My family spent two weeks in the San Cristobal program at the end of 2011. Most people who visit the Galapagos are on highly structured tours, whisked from place to place, and carefully shepherded by guides. As volunteers, we had a very different experience, seeing things that most tourists don't.
The station is located at high elevation on San Cristobal, a much cooler, cloudier, and verdant area than the hot arid coasts. They support a very wide variety of efforts, mainly centered around supporting native plant life and encouraging local people to support conservation. We spent a lot of time doing greenhouse work, sorting and planting seeds, transplanting seedlings, and moving plants around from sun to shade or vice versa. We also spent time on removing non-native plants, especially Mora (Blackberries), which has run wild.

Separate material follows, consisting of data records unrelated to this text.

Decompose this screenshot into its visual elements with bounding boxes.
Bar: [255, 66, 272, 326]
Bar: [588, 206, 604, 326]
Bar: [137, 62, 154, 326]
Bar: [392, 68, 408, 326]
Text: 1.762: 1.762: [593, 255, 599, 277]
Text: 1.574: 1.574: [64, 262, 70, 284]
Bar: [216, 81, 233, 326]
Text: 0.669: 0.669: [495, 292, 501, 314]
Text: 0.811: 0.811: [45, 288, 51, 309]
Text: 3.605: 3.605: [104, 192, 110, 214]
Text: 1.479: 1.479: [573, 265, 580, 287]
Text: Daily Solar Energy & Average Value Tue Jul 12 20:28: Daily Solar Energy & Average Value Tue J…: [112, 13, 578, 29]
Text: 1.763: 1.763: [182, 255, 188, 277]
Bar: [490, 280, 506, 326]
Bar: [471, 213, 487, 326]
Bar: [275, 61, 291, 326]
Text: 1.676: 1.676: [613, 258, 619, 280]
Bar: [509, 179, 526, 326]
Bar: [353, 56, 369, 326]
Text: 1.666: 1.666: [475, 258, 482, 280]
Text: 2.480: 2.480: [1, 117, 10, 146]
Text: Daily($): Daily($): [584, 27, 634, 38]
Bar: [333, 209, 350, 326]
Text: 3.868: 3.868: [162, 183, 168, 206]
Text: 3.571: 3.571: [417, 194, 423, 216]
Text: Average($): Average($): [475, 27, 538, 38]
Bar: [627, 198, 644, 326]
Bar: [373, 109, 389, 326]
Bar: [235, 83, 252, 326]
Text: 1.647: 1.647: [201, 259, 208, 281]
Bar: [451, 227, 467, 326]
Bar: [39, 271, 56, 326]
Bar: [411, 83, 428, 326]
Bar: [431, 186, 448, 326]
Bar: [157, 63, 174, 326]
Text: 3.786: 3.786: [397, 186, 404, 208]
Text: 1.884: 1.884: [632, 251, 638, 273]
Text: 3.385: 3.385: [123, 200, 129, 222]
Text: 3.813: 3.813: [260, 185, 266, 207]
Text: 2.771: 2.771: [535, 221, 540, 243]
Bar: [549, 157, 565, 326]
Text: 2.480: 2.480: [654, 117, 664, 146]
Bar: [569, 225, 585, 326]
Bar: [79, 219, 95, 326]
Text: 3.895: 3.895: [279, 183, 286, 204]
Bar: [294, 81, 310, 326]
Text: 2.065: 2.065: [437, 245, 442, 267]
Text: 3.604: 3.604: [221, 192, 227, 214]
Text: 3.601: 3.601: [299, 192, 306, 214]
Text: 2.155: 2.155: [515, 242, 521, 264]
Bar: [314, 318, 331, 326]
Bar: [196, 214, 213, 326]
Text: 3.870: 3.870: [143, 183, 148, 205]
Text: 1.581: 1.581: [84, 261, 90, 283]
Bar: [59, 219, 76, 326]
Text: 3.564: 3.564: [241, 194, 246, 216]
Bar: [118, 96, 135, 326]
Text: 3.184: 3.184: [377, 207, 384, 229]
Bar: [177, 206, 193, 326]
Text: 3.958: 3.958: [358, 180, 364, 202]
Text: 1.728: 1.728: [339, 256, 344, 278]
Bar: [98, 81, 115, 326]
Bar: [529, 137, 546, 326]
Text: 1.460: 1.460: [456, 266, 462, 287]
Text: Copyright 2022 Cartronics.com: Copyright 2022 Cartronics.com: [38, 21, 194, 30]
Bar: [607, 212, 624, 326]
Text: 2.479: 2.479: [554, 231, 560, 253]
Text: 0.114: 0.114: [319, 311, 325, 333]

Perhaps the most eye-opening day for me was spent at a neighboring farm 20 minutes down the road. There our task was clearing one of the farmer's fields that had become overgrown with Mora, but what struck me was seeing up close how local subsistence farmers live, raising all their own food (pigs and chickens running around the yard, and a few cows for milk), and living in a house they constructed themselves of local materials. For years I'd heard the Galapagos described as pristine and mostly untouched, but it's important to learn that people have lived there for a long time, still live there now, and are an important part of the story.
Other work we did included tasks in support of the station, such as collecting fruit from the surrounding forest, helping prepare meals, and even hauling lumber out of the forest for construction. (When they need wood, they cut down a non-native tree and turn it into boards by hand.)
The work is 5 days/week, with weekends off, so most people head into town on the weekends to enjoy the beaches, snorkeling/diving, restaurants, and tours. The station is also flexible if you want more time off, for doing a multi-day island tour, for example.
The station can accommodate up to 50 volunteers, though we were there at a very quiet time with around 15, though every few days people would arrive or depart. Most of the volunteers are in their 20s; as a family we comprised both the youngest and oldest people there. Our youngest, then 9 years old, could not officially be a volunteer (we had to assume responsibility for her), but they were quite good about finding tasks where she could contribute as well.
On the whole this was a great experience. We were able to see a very different side of the Galapagos from what most tourists see, and also contribute toward improving the islands for everyone.